Sebastian shrugs. “We both know the answer to that.”
“You’re all wrong,” Garreth announces, but doesn’t elaborate right away.
“Well?” Everett prompts. “Enlighten us, oh Wise Weasley.”
“Not when there are ladies present.”
“Imelda doesn’t count,” Sebastian responds, yelping when she punches him in the arm.
“He’s right. Spill it, Weasley.”
Garreth still hesitates, pointing across the table. “Somebody cover Brattleby’s ears.”
“Awe…”
After Imelda has covered Lucan’s ears with her hands, Garreth proceeds.
“Okay, so, from what I hear, a Leander Prewett is when you take a girl out for a huge meal, but don’t let her use the facilities, if you catch my drift.”
“I have a bad feeling about this,” Leander mumbles.
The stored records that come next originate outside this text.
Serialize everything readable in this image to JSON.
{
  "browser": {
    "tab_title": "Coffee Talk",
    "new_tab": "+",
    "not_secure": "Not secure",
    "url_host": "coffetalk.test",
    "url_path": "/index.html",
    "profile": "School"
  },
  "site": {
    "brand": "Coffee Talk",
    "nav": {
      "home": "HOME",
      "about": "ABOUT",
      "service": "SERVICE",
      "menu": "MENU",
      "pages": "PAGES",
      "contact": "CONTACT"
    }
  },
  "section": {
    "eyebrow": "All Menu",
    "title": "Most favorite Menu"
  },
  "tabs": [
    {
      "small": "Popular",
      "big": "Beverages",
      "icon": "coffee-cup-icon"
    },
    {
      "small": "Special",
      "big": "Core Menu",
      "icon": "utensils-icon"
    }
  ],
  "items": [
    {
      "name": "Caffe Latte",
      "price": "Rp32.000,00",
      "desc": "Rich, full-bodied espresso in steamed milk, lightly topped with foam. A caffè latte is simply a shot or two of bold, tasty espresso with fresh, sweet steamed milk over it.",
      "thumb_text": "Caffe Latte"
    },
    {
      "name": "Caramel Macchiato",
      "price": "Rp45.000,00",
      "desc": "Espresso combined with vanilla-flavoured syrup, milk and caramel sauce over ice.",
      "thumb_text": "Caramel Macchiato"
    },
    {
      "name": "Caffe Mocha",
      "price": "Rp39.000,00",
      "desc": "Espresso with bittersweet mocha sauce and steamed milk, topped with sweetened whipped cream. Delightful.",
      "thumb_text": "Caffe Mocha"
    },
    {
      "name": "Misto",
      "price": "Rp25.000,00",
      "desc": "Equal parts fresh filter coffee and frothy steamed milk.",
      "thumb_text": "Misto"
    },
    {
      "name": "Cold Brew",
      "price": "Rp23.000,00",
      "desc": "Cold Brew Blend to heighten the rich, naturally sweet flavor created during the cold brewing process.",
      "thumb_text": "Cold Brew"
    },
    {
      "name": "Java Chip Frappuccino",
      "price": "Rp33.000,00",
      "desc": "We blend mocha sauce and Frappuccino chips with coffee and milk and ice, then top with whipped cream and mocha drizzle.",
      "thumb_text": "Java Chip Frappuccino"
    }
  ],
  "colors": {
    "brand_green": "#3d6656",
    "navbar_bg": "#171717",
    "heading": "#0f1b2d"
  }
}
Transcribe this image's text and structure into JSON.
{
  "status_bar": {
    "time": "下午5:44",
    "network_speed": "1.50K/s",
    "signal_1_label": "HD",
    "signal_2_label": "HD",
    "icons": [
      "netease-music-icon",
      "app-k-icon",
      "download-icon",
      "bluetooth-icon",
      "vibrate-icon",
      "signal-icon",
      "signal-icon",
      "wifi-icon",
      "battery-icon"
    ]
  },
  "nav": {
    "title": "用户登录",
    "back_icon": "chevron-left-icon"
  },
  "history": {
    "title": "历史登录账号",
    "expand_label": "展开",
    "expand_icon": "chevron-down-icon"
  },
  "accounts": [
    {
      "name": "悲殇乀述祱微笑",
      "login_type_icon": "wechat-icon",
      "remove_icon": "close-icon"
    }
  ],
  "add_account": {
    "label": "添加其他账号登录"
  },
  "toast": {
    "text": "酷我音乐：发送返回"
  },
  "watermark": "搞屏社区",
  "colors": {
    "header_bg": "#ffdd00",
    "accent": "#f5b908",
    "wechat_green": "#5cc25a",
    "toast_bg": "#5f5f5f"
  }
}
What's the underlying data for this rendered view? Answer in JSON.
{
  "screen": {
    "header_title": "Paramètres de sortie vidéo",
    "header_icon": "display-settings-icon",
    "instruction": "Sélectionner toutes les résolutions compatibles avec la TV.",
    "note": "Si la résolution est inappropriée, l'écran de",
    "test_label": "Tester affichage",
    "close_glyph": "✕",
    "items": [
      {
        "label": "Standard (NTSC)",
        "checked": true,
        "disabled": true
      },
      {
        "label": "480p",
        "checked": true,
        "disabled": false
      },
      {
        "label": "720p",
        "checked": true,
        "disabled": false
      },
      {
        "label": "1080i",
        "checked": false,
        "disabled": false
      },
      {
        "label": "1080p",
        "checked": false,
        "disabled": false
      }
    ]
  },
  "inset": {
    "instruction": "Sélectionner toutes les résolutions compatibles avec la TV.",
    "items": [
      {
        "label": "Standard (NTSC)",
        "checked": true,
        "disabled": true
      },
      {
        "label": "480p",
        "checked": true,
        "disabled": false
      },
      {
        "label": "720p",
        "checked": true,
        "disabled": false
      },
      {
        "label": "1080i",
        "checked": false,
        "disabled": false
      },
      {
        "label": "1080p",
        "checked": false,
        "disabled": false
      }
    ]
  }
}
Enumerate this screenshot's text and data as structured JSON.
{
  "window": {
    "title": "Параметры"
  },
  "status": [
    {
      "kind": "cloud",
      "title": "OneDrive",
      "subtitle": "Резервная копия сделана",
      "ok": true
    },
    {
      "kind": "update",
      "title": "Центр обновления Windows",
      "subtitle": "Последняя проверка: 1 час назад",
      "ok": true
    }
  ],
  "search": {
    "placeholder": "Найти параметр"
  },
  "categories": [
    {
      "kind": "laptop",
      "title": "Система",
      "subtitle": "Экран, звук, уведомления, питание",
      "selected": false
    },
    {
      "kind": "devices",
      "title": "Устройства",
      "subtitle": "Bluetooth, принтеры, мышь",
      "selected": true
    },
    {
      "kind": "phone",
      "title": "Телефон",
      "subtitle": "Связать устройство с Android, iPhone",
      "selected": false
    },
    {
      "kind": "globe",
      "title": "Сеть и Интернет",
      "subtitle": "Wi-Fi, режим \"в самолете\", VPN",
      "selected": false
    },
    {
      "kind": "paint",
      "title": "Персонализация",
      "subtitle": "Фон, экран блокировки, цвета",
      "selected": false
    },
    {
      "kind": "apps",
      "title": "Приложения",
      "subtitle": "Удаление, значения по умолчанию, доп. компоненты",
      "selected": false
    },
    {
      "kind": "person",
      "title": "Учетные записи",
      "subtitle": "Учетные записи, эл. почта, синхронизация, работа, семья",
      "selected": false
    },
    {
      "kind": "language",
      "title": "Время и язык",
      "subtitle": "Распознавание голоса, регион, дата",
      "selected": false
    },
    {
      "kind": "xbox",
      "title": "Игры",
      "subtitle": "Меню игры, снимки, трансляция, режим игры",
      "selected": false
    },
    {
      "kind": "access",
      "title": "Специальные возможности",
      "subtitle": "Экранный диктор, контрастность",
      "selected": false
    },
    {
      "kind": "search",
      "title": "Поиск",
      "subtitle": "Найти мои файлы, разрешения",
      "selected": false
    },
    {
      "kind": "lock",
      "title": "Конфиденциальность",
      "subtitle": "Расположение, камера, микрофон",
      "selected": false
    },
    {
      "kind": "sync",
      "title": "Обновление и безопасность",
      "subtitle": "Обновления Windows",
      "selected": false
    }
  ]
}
This time, Imelda smacks him. “Shh!”
“Then you have a bit of buggery with her until she relieves herself all over your pecker.”
Leander wishes he’d covered his ears.
“Right when you pull out, you rub the stuff on her back,” Garreth says, hand gestures and all. “That’s the Leander part of the act. The Prewett part is when you eat that junk off her back without using your hands.”
The table erupts in a combination of disgust and laughter, but Leander has heard enough. He stands, staring the group of so-called friends down.
“I’m disgusted that my good name is being used for such…bollocks!”
He snatches Imelda’s bottle of firewhiskey before stomping off in a huff. Garreth waits for him to be out of earshot.
“If you think that’s bad, you should hear what a Duncan Hobhouse is.”